Die Anforderungen, die das endlose Ritual der Stätte an sie stellte, zwangen Arha ein paar Tage später aus ihrer Abgeschlossenheit heraus. Zwillingsgeißlein waren außerhalb der regulären Zeit geboren worden und wurden, wie es die Sitte verlangte, den Zwillingsgöttern als Opfer dargebracht. Es war eine wichtige Zeremonie, bei der die Eine Priesterin nicht fehlen durfte. Dann kam die Nacht, in der der Mond nicht sichtbar war, und die Zeremonie der Dunkelheit mußte vor dem Leeren Thron abgehalten werden. Arha sog die betäubenden Düfte von Kräutern ein, die in großen Bronzeschalen vor dem Thron verbrannt wurden, und sie tanzte, in Schwarz gekleidet, allein vor dem Thron. Sie tanzte für die unsichtbaren Geister der Toten und der Ungeborenen, und während sie tanzte, drängten sich die Geister um sie, folgten den Drehungen und Wendungen ihrer Füße und den langsamen, sicheren Gesten ihrer Arme. Sie sang die Lieder, deren Worte kein Mensch mehr verstand, die sie, vor langer Zeit, Silbe auf Silbe, von Thar hatte lernen müssen. Ein Chor von Priesterinnen, der im düsteren Licht hinter der Doppelreihe von Säulen verborgen war, wiederholte, wie ein Echo, die seltsamen Worte, und die Luft in dem riesigen baufälligen Saal war erfüllt vom Gemurmel vieler Stimmen, so als ob die unzähligen Geister die Gesänge unaufhörlich wiederholten.

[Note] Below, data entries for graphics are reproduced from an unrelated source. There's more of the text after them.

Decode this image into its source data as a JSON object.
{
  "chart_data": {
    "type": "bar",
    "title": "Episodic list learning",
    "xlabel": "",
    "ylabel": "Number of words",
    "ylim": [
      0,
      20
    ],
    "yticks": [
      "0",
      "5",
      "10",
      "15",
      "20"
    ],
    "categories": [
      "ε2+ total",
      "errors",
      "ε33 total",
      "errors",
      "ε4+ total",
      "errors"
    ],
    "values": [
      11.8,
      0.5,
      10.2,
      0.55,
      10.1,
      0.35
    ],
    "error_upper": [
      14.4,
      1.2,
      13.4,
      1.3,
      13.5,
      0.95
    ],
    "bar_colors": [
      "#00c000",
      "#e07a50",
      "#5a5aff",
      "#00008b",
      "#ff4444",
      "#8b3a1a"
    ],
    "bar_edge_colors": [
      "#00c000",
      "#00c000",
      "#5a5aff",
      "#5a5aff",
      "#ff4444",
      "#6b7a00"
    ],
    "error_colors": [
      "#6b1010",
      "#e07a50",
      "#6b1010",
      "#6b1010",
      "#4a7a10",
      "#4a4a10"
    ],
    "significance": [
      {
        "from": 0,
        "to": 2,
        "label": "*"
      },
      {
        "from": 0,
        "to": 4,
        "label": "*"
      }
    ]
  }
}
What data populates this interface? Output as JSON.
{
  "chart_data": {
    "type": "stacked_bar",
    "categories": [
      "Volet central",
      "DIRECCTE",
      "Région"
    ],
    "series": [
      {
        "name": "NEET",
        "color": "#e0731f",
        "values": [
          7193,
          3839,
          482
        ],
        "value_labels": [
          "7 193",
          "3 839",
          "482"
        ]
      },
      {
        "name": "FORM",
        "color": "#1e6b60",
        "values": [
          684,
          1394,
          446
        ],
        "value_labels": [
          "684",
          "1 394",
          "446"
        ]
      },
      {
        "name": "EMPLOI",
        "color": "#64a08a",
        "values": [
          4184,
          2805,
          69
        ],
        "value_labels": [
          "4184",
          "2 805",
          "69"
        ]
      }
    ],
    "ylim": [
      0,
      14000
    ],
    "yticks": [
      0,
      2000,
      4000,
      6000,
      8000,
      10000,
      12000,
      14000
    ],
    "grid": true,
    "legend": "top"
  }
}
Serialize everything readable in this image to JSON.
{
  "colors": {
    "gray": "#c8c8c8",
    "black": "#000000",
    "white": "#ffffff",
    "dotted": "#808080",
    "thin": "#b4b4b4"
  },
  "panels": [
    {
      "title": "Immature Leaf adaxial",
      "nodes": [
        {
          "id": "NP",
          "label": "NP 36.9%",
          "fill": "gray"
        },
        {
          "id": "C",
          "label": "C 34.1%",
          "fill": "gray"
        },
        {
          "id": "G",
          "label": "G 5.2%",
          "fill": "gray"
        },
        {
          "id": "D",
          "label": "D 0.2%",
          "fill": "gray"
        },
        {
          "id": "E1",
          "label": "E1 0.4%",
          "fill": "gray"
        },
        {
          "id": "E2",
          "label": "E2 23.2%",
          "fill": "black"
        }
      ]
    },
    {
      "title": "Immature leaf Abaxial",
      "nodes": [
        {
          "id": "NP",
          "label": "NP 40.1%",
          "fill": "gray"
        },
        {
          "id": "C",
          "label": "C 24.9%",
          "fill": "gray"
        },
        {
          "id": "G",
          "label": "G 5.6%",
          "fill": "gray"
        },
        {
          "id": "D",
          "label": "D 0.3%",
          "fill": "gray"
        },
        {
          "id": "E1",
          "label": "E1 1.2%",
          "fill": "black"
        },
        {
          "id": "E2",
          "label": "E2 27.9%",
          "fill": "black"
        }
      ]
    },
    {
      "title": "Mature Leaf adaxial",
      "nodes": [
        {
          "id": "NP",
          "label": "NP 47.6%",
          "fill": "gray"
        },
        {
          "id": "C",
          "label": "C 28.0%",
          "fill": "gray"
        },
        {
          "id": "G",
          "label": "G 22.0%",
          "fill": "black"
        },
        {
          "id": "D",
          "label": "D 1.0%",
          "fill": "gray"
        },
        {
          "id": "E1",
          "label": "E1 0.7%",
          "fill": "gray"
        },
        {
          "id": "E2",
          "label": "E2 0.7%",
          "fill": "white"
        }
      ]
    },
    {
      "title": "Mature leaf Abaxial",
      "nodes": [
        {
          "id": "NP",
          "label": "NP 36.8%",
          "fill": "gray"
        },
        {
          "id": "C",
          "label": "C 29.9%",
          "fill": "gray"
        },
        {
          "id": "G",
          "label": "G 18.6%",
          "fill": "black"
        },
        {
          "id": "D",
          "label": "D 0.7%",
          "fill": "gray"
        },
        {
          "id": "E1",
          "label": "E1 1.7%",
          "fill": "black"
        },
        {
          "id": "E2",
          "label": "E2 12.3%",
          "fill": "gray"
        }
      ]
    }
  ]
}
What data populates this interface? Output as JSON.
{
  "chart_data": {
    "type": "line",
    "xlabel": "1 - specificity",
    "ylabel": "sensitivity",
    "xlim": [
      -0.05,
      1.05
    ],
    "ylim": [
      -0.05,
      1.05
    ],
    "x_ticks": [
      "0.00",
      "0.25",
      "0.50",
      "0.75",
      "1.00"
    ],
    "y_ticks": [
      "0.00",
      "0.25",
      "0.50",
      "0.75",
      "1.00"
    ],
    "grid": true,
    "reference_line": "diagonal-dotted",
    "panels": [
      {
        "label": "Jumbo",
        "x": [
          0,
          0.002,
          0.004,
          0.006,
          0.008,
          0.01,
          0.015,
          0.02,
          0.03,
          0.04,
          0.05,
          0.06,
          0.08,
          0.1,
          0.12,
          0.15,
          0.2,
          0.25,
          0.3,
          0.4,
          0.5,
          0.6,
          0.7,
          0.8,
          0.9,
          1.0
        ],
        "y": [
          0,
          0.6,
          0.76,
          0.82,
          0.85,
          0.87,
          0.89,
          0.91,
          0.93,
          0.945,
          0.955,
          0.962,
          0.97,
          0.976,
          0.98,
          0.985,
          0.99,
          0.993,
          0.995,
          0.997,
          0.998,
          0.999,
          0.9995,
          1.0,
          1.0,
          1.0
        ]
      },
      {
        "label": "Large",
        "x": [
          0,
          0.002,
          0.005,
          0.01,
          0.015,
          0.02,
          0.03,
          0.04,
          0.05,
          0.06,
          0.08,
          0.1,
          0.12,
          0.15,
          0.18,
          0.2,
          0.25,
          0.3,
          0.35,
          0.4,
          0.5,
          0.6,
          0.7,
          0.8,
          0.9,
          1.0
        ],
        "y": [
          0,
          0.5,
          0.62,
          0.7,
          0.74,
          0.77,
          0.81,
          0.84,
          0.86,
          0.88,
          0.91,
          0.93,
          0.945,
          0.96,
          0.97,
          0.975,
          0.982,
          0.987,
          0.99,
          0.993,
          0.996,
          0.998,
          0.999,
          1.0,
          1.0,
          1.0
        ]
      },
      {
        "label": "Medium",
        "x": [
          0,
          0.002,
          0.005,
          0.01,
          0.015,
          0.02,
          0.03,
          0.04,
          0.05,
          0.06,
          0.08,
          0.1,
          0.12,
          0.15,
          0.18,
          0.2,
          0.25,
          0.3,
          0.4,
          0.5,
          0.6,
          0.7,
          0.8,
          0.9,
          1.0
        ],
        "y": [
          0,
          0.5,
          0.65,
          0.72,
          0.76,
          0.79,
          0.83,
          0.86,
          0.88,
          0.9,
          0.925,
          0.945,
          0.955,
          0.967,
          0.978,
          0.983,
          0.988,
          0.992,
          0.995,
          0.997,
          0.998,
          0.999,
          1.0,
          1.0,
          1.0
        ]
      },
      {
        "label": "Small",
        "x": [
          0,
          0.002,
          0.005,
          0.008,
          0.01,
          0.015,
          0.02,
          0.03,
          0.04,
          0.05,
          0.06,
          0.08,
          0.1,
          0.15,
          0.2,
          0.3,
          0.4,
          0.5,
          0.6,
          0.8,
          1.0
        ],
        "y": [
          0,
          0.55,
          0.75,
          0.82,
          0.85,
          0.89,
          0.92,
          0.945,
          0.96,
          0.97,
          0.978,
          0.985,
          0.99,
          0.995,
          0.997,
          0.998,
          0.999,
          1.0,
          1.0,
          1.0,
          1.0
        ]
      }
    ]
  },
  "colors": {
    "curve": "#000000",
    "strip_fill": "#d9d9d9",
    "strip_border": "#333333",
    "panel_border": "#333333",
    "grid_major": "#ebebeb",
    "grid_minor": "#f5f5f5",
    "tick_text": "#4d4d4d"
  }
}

Der Gottkönig von Awabad sandte keine Gefangenen mehr zur Stätte, und Arha träumte immer seltener von den drei Männern im dunklen Verlies, die jetzt schon lange tot und in flachen Gräbern in dem Riesengewölbe unter den Steinen begraben waren.

Sie nahm ihren ganzen Mut zusammen, um in diese Höhle zurückzukehren. Sie mußte zurückkehren: die Priesterin der Gräber mußte in der Lage sein, ihr eigenes Reich ohne Furcht zu betreten; sie mußte sich auskennen.

Das erste Mal, als sie durch die Falltür stieg, fiel es ihr am schwersten: aber es war nicht ganz so schlimm, wie sie befürchtet hatte. Sie hatte sich geistig so gut darauf vorbereitet, sie war so fest entschlossen, allein hinunterzusteigen und nicht die Nerven zu verlieren, daß sie, als es soweit war, fast ein bißchen Enttäuschung empfand, weil alles so leicht vor sich ging. Es gab dort Gräber, aber sie konnte sie nicht sehen, nichts konnte sie sehen. Es war ganz finster, es war totenstill. Und das war alles.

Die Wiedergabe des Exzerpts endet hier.